Surtout que quand il s'implique dans quelque chose, il n'y a pas de demi-mesure. C'était vrai comme entraineur. Ça l'est aussi sur le plan familial. Après avoir été remercié par les Sénateurs d'Ottawa en mars 2019, il a refusé plusieurs opportunités pour rester auprès de ses trois enfants. « Je n'ai aucun regret, parce qu'à ce moment-là, c'était ça ma priorité. Je suis un tout ou rien. Je suis totalement dedans, ou totalement à part », avoue-t-il candidement.
Le lapin Energizer
Dans la tête de Guy Boucher, il y a très peu de répit. Son cerveau fonctionne au même rythme que le lapin Energizer qui tape sur son tambour sans jamais s'arrêter. L'image le fait rire, mais il acquiesce.
Pour décrocher, il doit travailler de ses mains. Son plus beau terrain de jeu est dans le Bas du fleuve, près du Nouveau-Brunswick, où il possède un terrain boisé.

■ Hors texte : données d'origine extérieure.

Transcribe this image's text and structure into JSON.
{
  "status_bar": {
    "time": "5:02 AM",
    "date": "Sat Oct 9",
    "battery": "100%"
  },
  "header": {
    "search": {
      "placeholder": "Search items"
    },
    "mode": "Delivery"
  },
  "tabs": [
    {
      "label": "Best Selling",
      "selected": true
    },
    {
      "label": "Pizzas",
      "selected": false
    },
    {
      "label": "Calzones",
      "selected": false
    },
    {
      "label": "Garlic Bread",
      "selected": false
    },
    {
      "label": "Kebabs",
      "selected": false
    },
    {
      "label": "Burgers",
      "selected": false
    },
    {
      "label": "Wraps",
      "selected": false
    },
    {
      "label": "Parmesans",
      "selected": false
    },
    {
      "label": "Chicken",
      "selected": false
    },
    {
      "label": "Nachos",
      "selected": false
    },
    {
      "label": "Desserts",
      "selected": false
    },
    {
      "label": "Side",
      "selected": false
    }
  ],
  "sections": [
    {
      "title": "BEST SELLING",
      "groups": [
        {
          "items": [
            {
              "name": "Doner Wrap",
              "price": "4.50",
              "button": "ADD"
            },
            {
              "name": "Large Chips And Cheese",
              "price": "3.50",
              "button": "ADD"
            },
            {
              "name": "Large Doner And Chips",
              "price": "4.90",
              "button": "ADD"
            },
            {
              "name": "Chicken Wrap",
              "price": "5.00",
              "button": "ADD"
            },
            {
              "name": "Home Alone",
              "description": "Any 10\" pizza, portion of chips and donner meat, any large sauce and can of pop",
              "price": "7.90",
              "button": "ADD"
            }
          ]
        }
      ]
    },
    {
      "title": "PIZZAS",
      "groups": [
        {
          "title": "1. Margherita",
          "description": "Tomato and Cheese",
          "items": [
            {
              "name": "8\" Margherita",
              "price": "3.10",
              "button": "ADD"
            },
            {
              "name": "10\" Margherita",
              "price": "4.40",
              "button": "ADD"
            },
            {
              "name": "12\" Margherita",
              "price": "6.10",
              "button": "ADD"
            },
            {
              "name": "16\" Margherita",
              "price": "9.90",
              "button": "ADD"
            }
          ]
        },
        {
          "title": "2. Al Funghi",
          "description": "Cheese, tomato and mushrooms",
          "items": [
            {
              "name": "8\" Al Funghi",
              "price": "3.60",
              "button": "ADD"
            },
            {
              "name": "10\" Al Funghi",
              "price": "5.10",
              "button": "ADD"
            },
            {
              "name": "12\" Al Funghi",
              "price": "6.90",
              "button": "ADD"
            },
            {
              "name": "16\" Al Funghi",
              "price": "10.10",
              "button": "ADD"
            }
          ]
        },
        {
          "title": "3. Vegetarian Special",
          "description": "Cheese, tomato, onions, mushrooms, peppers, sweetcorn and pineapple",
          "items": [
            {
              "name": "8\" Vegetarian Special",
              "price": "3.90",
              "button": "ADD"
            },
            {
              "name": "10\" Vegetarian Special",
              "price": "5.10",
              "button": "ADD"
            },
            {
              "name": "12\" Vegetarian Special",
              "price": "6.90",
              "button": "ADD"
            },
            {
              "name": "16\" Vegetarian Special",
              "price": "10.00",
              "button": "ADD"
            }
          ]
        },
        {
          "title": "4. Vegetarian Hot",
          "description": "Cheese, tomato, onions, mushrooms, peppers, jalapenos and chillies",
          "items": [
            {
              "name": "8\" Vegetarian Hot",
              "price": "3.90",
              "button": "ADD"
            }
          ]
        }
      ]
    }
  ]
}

Guy aménage des chemins et des barrages pour s'aérer l'esprit. « Je bûche, je coupe, je construis. Couper des arbres, ça me relaxe. » De son propre aveu, c'est là qu'il a eu ses meilleures idées. Comme quoi, il n'arrête jamais de réfléchir à 100%.
Récemment, il a recommencé à dessiner de nouveaux concepts de jeu. Reverrons-nous ses traits de crayons prendre forme sur une patinoire? Tout dépendra de la personne qui fera sonner son téléphone.